6 Software Errors that Cybercriminals Love to Exploit

By Hardik Savani May 20, 2021 Category : Guest Post

As a software developer and analyst, you want to do your best to keep your software safe from vulnerabilities. Coding and configuration errors are one of the main causes of software vulnerabilities that cybercriminals love to exploit. You can significantly enhance your product’s security by eliminating coding errors that can easily be exploited. In this article, we have put together a list of the most common software errors that cybercriminals love to exploit.

1) Improper certificate validation

Improper certificate validation happens when the software incorrectly validates or fails to validate a certificate. An invalid or malicious certificate makes it easy for an attacker to interfere with the communication path between a client and host. The attacker can easily trick the software into connecting to a malicious host, believing it’s a trusted host.

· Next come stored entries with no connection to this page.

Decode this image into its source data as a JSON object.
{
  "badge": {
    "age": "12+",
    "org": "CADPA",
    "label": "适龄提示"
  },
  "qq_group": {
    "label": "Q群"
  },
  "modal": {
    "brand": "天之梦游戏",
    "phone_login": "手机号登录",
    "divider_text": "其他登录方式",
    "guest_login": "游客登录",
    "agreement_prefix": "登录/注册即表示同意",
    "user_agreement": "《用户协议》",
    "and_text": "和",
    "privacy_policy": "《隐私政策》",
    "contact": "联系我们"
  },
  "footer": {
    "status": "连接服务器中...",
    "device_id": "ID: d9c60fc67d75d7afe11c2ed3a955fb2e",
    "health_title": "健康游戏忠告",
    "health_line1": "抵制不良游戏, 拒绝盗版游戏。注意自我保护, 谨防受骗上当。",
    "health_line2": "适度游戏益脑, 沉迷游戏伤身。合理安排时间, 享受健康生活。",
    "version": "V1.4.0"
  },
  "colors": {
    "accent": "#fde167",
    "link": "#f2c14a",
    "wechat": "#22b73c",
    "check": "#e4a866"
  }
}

Software development is a complex process, and it’s usually hard to keep software secure as it ages. To avoid this and other mistakes mentioned below and excel in your career in Cyber Security in Australia, you must keep yourself updated on the latest methodologies, security tools, and knowledge in order to keep your software secure.

2) Untrusted search path

Allowing the application to search for crucial resources using an uncontrolled search path can lead to resources that are not under the direct control of the application. This allows hackers to execute their own programs, modify configurations, or unauthorized access data.

3) Information exposure

This occurs when the application exposes crucial information to an unauthorized actor. There are several mistakes that can lead to information exposure, and the severity of exposure depends on the type of information exposed, the context in which the product operates, and the benefits the exposed information might provide to an attacker. Information exposure can happen in the following ways:

  • The code explicitly inserts sensitive data into messages and resources that are intentionally made available to unauthorized persons

  • A different mistake or weakness inserts the sensitive data into the resources or messages, for instance, a web script error exposing the program’s system path

  • The code purposely manages information resources that contain sensitive data, but the resources are unintentionally made available to unauthorized users.

4) Out-of-bounds writes

This happens when the software writes data before the beginning or past the end of the intended buffer, and can lead to a crash, corruption of data, or code execution.

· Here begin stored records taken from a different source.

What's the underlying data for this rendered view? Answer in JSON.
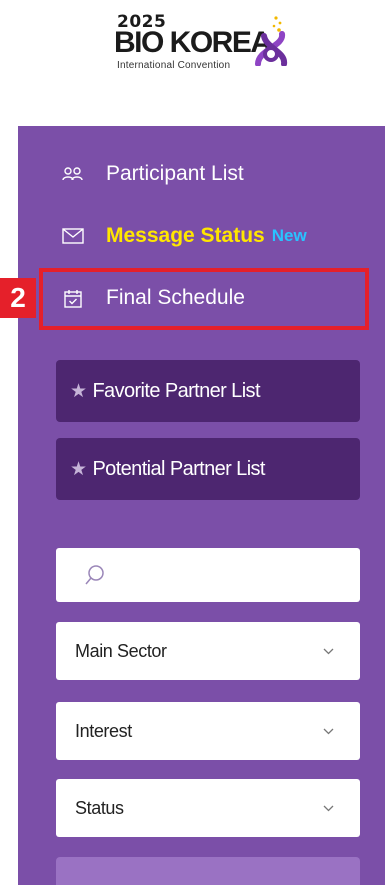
{
  "logo": {
    "year": "2025",
    "name": "BIO KOREA",
    "subtitle": "International Convention"
  },
  "nav": {
    "participant_list": "Participant List",
    "message_status": "Message Status",
    "message_badge": "New",
    "final_schedule": "Final Schedule"
  },
  "annotation": {
    "number": "2",
    "color": "#e5202a"
  },
  "partners": {
    "favorite": "Favorite Partner List",
    "potential": "Potential Partner List",
    "star": "★"
  },
  "search": {
    "placeholder": ""
  },
  "filters": {
    "main_sector": "Main Sector",
    "interest": "Interest",
    "status": "Status"
  },
  "colors": {
    "panel": "#7b4fa8",
    "button_dark": "#4d2670",
    "highlight_text": "#ffe600",
    "badge_text": "#29c3ff"
  }
}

5) NULL pointer dereference

This happens when the application dereferences a point that is expected to be valid but is NULL, leading to a crash. NULL pointer dereferences problems can result from various flaws, including simple programming omissions and race conditions.

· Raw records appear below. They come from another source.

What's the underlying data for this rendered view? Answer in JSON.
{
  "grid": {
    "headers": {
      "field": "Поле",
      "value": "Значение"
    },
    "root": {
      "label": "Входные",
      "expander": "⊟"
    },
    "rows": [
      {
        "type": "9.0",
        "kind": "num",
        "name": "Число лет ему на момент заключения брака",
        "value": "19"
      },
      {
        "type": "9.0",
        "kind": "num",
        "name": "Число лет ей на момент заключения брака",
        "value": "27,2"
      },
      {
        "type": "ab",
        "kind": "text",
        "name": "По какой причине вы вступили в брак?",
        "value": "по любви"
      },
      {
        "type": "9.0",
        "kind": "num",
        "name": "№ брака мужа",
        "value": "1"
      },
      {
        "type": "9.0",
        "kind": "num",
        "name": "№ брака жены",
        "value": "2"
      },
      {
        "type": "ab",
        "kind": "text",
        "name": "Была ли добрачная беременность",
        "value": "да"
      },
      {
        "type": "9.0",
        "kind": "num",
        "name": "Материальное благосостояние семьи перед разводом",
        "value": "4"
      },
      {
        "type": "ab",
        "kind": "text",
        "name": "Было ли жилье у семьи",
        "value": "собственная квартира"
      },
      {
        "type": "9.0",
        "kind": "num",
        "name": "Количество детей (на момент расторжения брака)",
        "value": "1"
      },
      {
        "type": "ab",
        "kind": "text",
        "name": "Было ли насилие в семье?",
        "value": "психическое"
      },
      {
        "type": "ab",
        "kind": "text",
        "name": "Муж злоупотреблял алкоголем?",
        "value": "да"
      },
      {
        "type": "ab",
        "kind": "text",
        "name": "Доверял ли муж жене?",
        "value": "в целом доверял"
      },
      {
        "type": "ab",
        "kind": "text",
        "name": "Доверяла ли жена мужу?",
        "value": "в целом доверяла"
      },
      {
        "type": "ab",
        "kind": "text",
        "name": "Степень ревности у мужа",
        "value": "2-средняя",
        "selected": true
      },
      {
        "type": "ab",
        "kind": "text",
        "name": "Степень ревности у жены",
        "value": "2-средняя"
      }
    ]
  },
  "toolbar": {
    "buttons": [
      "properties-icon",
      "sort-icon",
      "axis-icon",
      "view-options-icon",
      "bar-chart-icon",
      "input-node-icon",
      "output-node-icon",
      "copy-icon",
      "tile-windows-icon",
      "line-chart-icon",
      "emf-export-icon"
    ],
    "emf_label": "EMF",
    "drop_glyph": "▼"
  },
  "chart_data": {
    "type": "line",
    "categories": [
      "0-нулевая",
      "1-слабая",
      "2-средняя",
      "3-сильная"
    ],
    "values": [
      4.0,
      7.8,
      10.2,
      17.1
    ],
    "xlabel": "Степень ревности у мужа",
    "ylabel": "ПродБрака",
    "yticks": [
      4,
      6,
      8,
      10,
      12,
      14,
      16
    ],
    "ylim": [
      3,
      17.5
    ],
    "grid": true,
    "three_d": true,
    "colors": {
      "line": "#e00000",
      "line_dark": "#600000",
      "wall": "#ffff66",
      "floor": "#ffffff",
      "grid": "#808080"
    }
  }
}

6) Using hard-coded credentials

Using hard-coded credentials such as a cryptographic key or password is a bad practice. They create a significant vulnerability that an attacker can exploit to bypass the authentication that the software administrator has configured. This vulnerability may be hard for the system administrator to detect and fix even if it’s detected, and they may be forced to disable the entire product.

Endnote

Software security is an intrinsic part of software development and implementation. You can enhance your software security by avoiding these software errors.